Metadata-Version: 2.4
Name: CiliaTracks
Version: 0.0.1
Summary: A package for analyzing cilia-driven particle motility from TrackMate data.
Author-email: Nicholas Hadas <hadasn@wustl.edu>
Project-URL: Homepage, https://github.com/NicoHadas/CiliaTracks
Project-URL: Issues, https://github.com/NicoHadas/CiliaTracks/issues
Classifier: Programming Language :: Python :: 3
Classifier: Operating System :: OS Independent
Requires-Python: >=3.8
Description-Content-Type: text/markdown
Requires-Dist: pandas
Requires-Dist: numpy
Requires-Dist: matplotlib
Requires-Dist: joblib
Requires-Dist: xgboost
Requires-Dist: torch
Requires-Dist: torchvision
Requires-Dist: Pillow

# CiliaTracks

[![PyPI version](https://badge.fury.io/py/CiliaTracks.svg)](https://badge.fury.io/py/CiliaTracks)
[![Python Version](https://img.shields.io/pypi/pyversions/CiliaTracks.svg)](https://pypi.org/project/CiliaTracks)
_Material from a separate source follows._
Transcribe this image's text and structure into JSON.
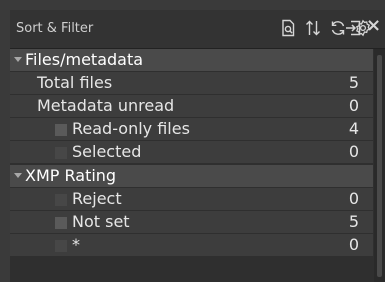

A set of computational tools for the visualization and quantitative analysis of cilia-driven particle movement, designed to process TrackMate data from high-speed video microscopy of cultured airway cells.

This package provides the functions to analyze and visualize data from TrackMate exports, complementing the research detailed in our publication on Primary Ciliary Dyskinesia (PCD).

---

### Core Capabilities

* **Trajectory Visualization:** Generate high-quality angular plots that visualize particle trajectory, displacement, and speed.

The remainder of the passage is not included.